Another oil industry earnings season bolstered by high oil prices has sparked the customary controversies about price gouging and industry subsidies. Last Thursday I participated in ExxonMobil's press call following the release of that company's first quarter earnings. In addition to the responses to my questions about access to non-US energy resources and the progress of the company's algae venture with Synthetic Genomics, I was intrigued by the answer of Ken Cohen, VP of Public and Government Affairs, to a question concerning Exxon's crude oil sales to other refiners. It resonated with my own experience in commodities trading at Texaco in the 1980s and '90s. Not only do major companies like Exxon, Chevron, Shell and BP control only a small fraction of the world's petroleum reserves and production, but they are often large net buyers of crude oil for their refining operations. Understanding the relationship between industry profits, gas prices and the federal tax deductions and credits designed to promote domestic energy production requires a deeper look into the results.
It's discouraging how much confusion still exists in the media concerning oil prices and gasoline prices, as noted in an excellent posting on the topic by Robert Rapier. Members of the public who are convinced that oil companies are manipulating prices to gouge them can always find some poorly reported news story or garbled explanation to justify their belief.
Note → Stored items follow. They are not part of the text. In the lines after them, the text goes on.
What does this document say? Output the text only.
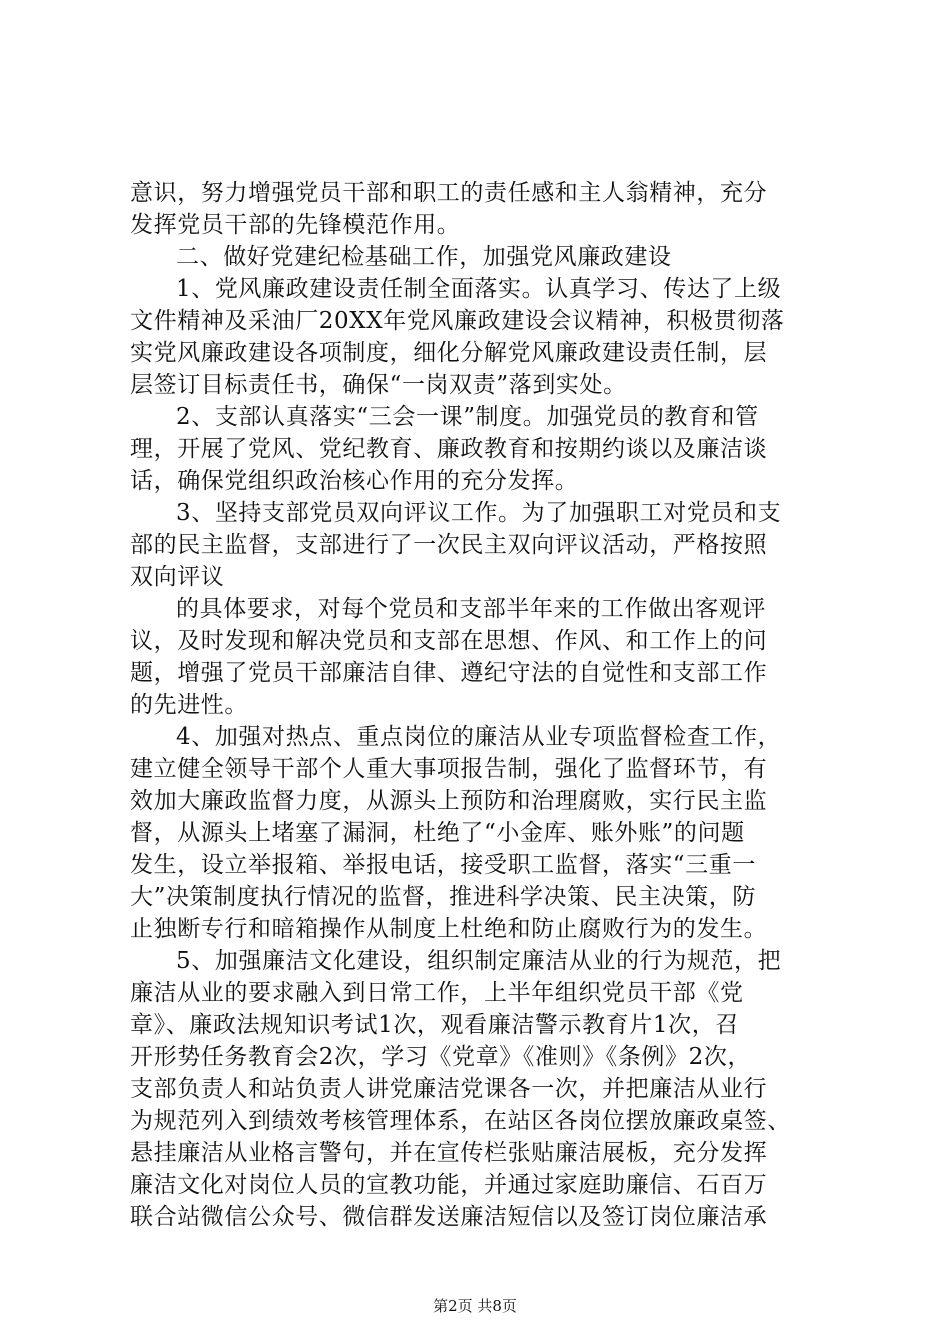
意识，努力增强党员干部和职工的责任感和主人翁精神，充分
发挥党员干部的先锋模范作用。
二、做好党建纪检基础工作，加强党风廉政建设
1、党风廉政建设责任制全面落实。认真学习、传达了上级
文件精神及采油厂20XX年党风廉政建设会议精神，积极贯彻落
实党风廉政建设各项制度，细化分解党风廉政建设责任制，层
层签订目标责任书，确保“一岗双责”落到实处。
2、支部认真落实“三会一课”制度。加强党员的教育和管
理，开展了党风、党纪教育、廉政教育和按期约谈以及廉洁谈
话，确保党组织政治核心作用的充分发挥。
3、坚持支部党员双向评议工作。为了加强职工对党员和支
部的民主监督，支部进行了一次民主双向评议活动，严格按照
双向评议
的具体要求，对每个党员和支部半年来的工作做出客观评
议，及时发现和解决党员和支部在思想、作风、和工作上的问
题，增强了党员干部廉洁自律、遵纪守法的自觉性和支部工作
的先进性。
4、加强对热点、重点岗位的廉洁从业专项监督检查工作，
建立健全领导干部个人重大事项报告制，强化了监督环节，有
效加大廉政监督力度，从源头上预防和治理腐败，实行民主监
督，从源头上堵塞了漏洞，杜绝了“小金库、账外账”的问题
发生，设立举报箱、举报电话，接受职工监督，落实“三重一
大”决策制度执行情况的监督，推进科学决策、民主决策，防
止独断专行和暗箱操作从制度上杜绝和防止腐败行为的发生。
5、加强廉洁文化建设，组织制定廉洁从业的行为规范，把
廉洁从业的要求融入到日常工作，上半年组织党员干部《党
章》、廉政法规知识考试1次，观看廉洁警示教育片1次，召
开形势任务教育会2次，学习《党章》《准则》《条例》2次，
支部负责人和站负责人讲党廉洁党课各一次，并把廉洁从业行
为规范列入到绩效考核管理体系，在站区各岗位摆放廉政桌签、
悬挂廉洁从业格言警句，并在宣传栏张贴廉洁展板，充分发挥
廉洁文化对岗位人员的宣教功能，并通过家庭助廉信、石百万
联合站微信公众号、微信群发送廉洁短信以及签订岗位廉洁承
第2页 共8页
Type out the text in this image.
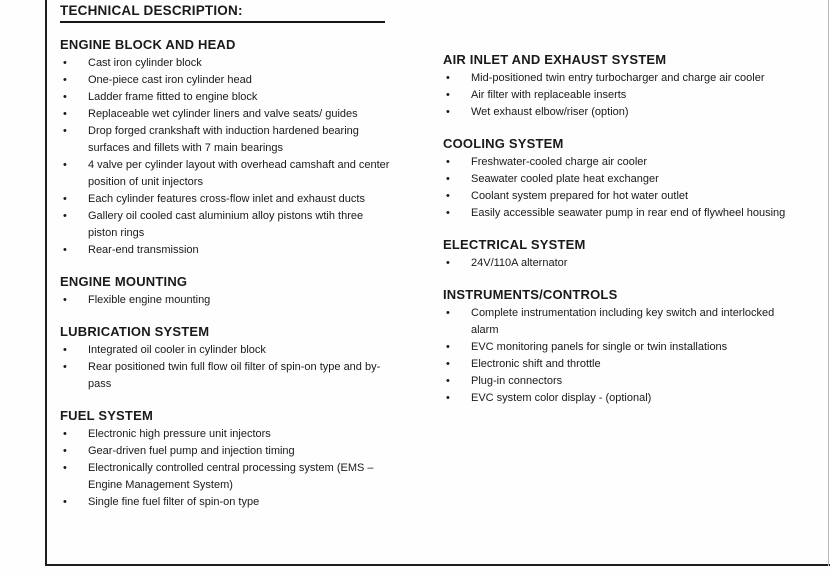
TECHNICAL DESCRIPTION:
ENGINE BLOCK AND HEAD
• Cast iron cylinder block
• One-piece cast iron cylinder head
• Ladder frame fitted to engine block
• Replaceable wet cylinder liners and valve seats/ guides
• Drop forged crankshaft with induction hardened bearing surfaces and fillets with 7 main bearings
• 4 valve per cylinder layout with overhead camshaft and center position of unit injectors
• Each cylinder features cross-flow inlet and exhaust ducts
• Gallery oil cooled cast aluminium alloy pistons wtih three piston rings
• Rear-end transmission
ENGINE MOUNTING
• Flexible engine mounting
LUBRICATION SYSTEM
• Integrated oil cooler in cylinder block
• Rear positioned twin full flow oil filter of spin-on type and by-pass
FUEL SYSTEM
• Electronic high pressure unit injectors
• Gear-driven fuel pump and injection timing
• Electronically controlled central processing system (EMS – Engine Management System)
• Single fine fuel filter of spin-on type
AIR INLET AND EXHAUST SYSTEM
• Mid-positioned twin entry turbocharger and charge air cooler
• Air filter with replaceable inserts
• Wet exhaust elbow/riser (option)
COOLING SYSTEM
• Freshwater-cooled charge air cooler
• Seawater cooled plate heat exchanger
• Coolant system prepared for hot water outlet
• Easily accessible seawater pump in rear end of flywheel housing
ELECTRICAL SYSTEM
• 24V/110A alternator
INSTRUMENTS/CONTROLS
• Complete instrumentation including key switch and interlocked alarm
• EVC monitoring panels for single or twin installations
• Electronic shift and throttle
• Plug-in connectors
• EVC system color display - (optional)
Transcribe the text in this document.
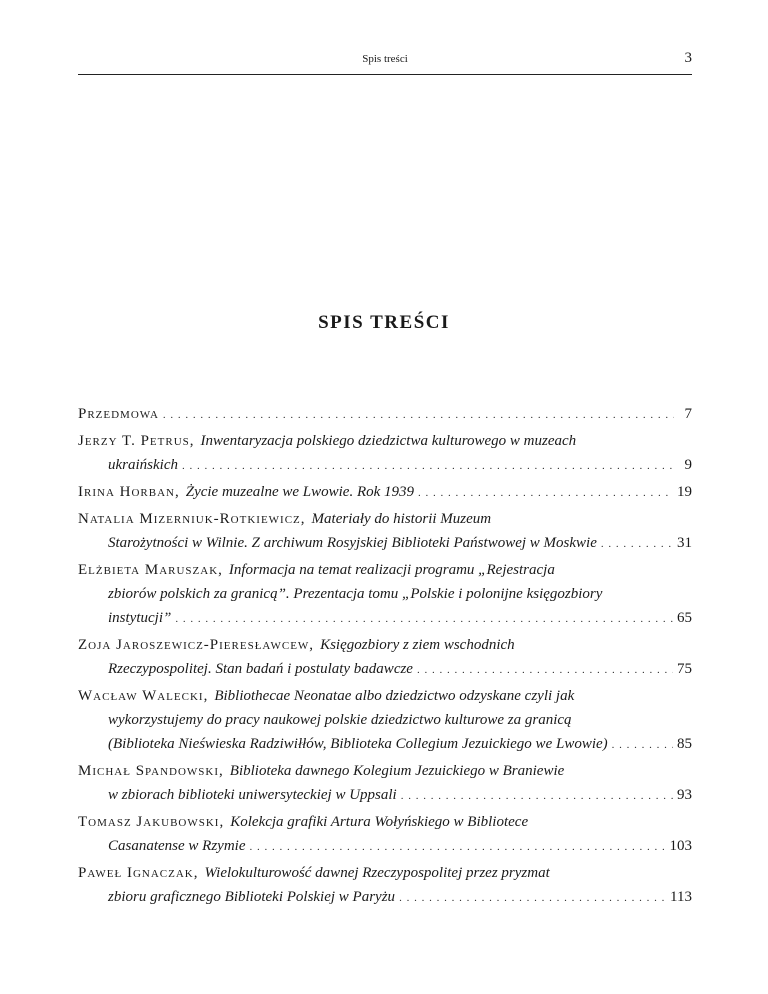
Spis treści	3
SPIS TREŚCI
Przedmowa . . .	7
Jerzy T. Petrus, Inwentaryzacja polskiego dziedzictwa kulturowego w muzeach
ukraińskich . . .	9
Irina Horban, Życie muzealne we Lwowie. Rok 1939 . . .	19
Natalia Mizerniuk-Rotkiewicz, Materiały do historii Muzeum
Starożytności w Wilnie. Z archiwum Rosyjskiej Biblioteki Państwowej w Moskwie . . .	31
Elżbieta Maruszak, Informacja na temat realizacji programu „Rejestracja
zbiorów polskich za granicą”. Prezentacja tomu „Polskie i polonijne księgozbiory
instytucji” . . .	65
Zoja Jaroszewicz-Pieresławcew, Księgozbiory z ziem wschodnich
Rzeczypospolitej. Stan badań i postulaty badawcze . . .	75
Wacław Walecki, Bibliothecae Neonatae albo dziedzictwo odzyskane czyli jak
wykorzystujemy do pracy naukowej polskie dziedzictwo kulturowe za granicą
(Biblioteka Nieświeska Radziwiłłów, Biblioteka Collegium Jezuickiego we Lwowie) . . .	85
Michał Spandowski, Biblioteka dawnego Kolegium Jezuickiego w Braniewie
w zbiorach biblioteki uniwersyteckiej w Uppsali . . .	93
Tomasz Jakubowski, Kolekcja grafiki Artura Wołyńskiego w Bibliotece
Casanatense w Rzymie . . .	103
Paweł Ignaczak, Wielokulturowość dawnej Rzeczypospolitej przez pryzmat
zbioru graficznego Biblioteki Polskiej w Paryżu . . .	113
Yet while it's certainly true that oil companies benefit from the higher oil prices that result when global demand for petroleum products is strong and supply is constrained and/or subject to unusual risks--both factors are at work today--their interests are not quite as divorced from those of gasoline consumers as they appear, because they are, to a very large extent, also consumers themselves.
A quick look at ExxonMobil's 1Q11 earnings release shows their net global production of crude oil and natural gas liquids at 2.4 million barrels per day (MBD). Meanwhile the company's refineries processed nearly 5.2 MBD in support of global refined product sales of nearly 6.3 MBD. In other words, Exxon had to buy more crude oil from other suppliers than it produced itself in order to feed its refineries, and then still had to acquire more than a million barrels per day of additional refined products from other refiners to meet its marketing demand. Meanwhile, 81% of its nearly $10.7 billion of first quarter earnings was attributable to oil and gas production, and 85% of that was from production outside the US. By comparison, just 6% of that $10.7 billion came from the domestic refining and marketing activities affected by US gasoline prices.
That's a fairly typical pattern for the majors, which have generally been short of crude oil for their refining systems since the big wave of nationalizations and expropriations in the 1970s. My old company, Texaco, refined about twice as much oil as it produced and sold roughly half-again more products than it refined. That meant that my trading colleagues and I were in the market every day, buying crude oil and refined products from our competitors, in order to keep our refineries and marketing outlets supplied. When supplies were tight, the only way to secure what we needed was to bid more than the next company, and that reinforced the dynamic of rising prices until supplies expanded or demand slackened. I see that as of the first quarter, Texaco's successor Chevron Corp. (of which I am a shareholder) produced about as much oil globally as it refined, though not in the US, where it processed 80% more crude than it produced domestically. Global product sales exceeded refinery throughput by more than a million barrels per day. Royal Dutch Shell's results exhibit an even more pronounced case of net purchases of both crude oil and refined products.
So while higher oil prices are good for some parts of these companies' businesses--the exploration and production divisions that contribute the majority of profitability in most years--other business segments find higher prices a mixed blessing, at best. That's particularly true for the parts of these companies with which US consumers have the most contact.
As for the questions I posed to Mr. Cohen, I was somewhat surprised to hear that ExxonMobil isn't looking for the US government to provide it with any assistance in gaining access to resources around the world. Foreign governments routinely help their national and quasi-national oil companies to negotiate for access. ExxonMobil seems able to compete in this arena without help from the US government but is much more concerned about the latter's restrictions on access here at home, and its efforts to tax non-US income that has already been taxed by host governments overseas. And with regard to ExxonMobil's activities in algae, I was informed that R&D is progressing well in both California and in Baytown, TX, where a large pond has just been completed. Mr. Cohen stressed that it was still early days for algae.
The purpose of drawing my readers' attention to the distinction concerning oil companies' large net oil and product purchases isn't to solicit sympathy for an industry that's obviously having a very profitable run, but to remind you that the oil and gasoline price situation is a lot more complicated than suggested by the sound bites we often hear. The biggest companies make most of their profits producing oil and gas outside the US, while refining and marketing here remains a capital-intensive and relatively low-return sideline that many of them have been quietly exiting for years. Ending the industry's tax breaks outside of the comprehensive tax system reform I believe to be necessary probably wouldn't harm the big oil companies as much as it would accelerate their shift away from operations in the US that contribute less to company profits than they do to US energy security.